CVE Numbering Authority (CNA):

These CVE identification numbers are allocated by the CVE Numbering Authority (CNA), which are more than 150 of them from 30 countries representing IT vendors, security companies, organizations, researchers, vulnerability discoverers, and reporters (Source: here).

Anyone can report the flaws and bring them to the attention of the CVE organization. Then, the information about the threat makes its way to CNA and assigns a CVE ID to the information, providing a brief description with the supporting references.

Once the fix is developed or tested for the security flaw, CNA will post the new entry for the public on the CVE website. Until then they will keep the flaw confidential, to reduce the chances to exploit the unpatched flaws.

Criteria for CVE:

CVE IDs are designated to the security flaws which meet a certain specific set of criteria:

Set of criteria for CWE
  • Independently Fixable – The security flaw should be fixed independently of any other bug.
  • Acknowledged by a Concerned Vendor and Documented – The concerned vendor acknowledges the bug and that has a negative impact on the security, or the reporter must have shared exploitable documents that illustrate the negative impact of the bug which is violating the security policy of the affected system.
  • Affecting One Codebase – Security flaws that affect more than one product get different CVE.

Syntax format of CVE:

The standard syntax format of the CVE ID is variable length and includes-

CVE Prefix + Year + Sequential Digits

Syntax format of CVE

The component of CVE ID consists of three parts. The prefix is identical for each unique ID and starts with ‘CVE’, This is followed by four digits year which is not a year of finding but a year of public reporting of the vulnerability. The sequential digits of a CVE ID consist of 4-7 numbers.

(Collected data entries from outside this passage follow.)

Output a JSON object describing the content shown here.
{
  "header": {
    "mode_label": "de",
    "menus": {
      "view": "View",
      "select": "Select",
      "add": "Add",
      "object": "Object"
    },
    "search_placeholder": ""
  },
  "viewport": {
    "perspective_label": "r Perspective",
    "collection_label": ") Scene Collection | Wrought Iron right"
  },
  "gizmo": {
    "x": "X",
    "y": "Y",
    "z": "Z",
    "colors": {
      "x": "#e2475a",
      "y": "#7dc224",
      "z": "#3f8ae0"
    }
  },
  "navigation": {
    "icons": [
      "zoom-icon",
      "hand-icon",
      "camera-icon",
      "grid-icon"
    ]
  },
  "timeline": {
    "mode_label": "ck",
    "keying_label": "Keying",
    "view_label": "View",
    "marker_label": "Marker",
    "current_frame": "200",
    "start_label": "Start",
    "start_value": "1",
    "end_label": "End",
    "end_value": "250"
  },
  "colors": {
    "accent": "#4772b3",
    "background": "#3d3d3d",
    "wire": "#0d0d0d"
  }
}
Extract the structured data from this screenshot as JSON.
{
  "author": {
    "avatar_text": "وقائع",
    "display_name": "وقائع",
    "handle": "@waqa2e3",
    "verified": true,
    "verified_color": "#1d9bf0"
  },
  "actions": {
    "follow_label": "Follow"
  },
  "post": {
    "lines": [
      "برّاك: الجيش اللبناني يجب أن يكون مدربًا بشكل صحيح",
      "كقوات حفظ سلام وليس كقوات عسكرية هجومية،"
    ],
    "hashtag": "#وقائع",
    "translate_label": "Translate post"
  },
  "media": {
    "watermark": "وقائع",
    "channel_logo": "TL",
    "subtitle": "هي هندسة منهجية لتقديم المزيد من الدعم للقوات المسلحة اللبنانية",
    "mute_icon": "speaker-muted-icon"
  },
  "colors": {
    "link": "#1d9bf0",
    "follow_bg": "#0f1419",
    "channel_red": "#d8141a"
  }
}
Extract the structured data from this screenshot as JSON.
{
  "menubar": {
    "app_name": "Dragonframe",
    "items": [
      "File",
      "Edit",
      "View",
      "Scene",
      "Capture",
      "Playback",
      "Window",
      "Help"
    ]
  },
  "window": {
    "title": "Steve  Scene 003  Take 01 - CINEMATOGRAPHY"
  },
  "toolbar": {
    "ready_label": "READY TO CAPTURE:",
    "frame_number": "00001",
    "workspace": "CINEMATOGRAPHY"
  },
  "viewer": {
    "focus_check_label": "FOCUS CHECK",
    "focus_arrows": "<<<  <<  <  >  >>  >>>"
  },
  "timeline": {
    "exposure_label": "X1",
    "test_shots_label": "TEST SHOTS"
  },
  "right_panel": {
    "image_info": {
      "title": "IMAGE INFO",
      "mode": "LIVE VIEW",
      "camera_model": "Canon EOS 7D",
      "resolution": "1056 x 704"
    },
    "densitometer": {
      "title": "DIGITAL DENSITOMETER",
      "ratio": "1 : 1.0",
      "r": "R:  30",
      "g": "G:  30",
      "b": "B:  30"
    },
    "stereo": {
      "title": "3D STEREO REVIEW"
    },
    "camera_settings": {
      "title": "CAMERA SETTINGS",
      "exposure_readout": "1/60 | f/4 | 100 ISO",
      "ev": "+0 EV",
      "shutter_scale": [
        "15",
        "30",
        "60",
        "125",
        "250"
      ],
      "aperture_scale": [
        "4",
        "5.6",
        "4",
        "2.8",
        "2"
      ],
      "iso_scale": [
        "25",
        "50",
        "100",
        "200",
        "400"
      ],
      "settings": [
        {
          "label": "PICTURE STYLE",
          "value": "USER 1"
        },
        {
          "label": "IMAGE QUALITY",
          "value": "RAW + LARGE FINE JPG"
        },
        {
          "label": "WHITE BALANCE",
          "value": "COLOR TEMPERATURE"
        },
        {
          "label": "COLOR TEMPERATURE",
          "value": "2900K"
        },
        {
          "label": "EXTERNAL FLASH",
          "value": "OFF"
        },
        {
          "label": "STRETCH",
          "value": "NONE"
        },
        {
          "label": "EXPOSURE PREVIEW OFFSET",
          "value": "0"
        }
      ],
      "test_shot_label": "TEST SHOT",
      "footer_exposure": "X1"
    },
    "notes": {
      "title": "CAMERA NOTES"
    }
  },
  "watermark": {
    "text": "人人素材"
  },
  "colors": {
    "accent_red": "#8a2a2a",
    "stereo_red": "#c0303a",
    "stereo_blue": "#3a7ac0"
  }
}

For example, CVE-2017-0148 represents one of the vulnerabilities from Microsoft. More details can be found here: CVE – CVE-2017-0148.

Every year, thousands of new CVEs have been issued, averaging about 10,000-15,000 annually. Big organizations and companies with many products and services reported large portions of CVEs.

Number of published CVEs and reserved CVEs (not yet published) by year.

Image Source: here.

For example, tech giants Microsoft and Oracle each reported more than 7000 CVEs across their many product lines. As a matter of fact, the top 50 software companies represent more than half of the CVEs issues (Source: here).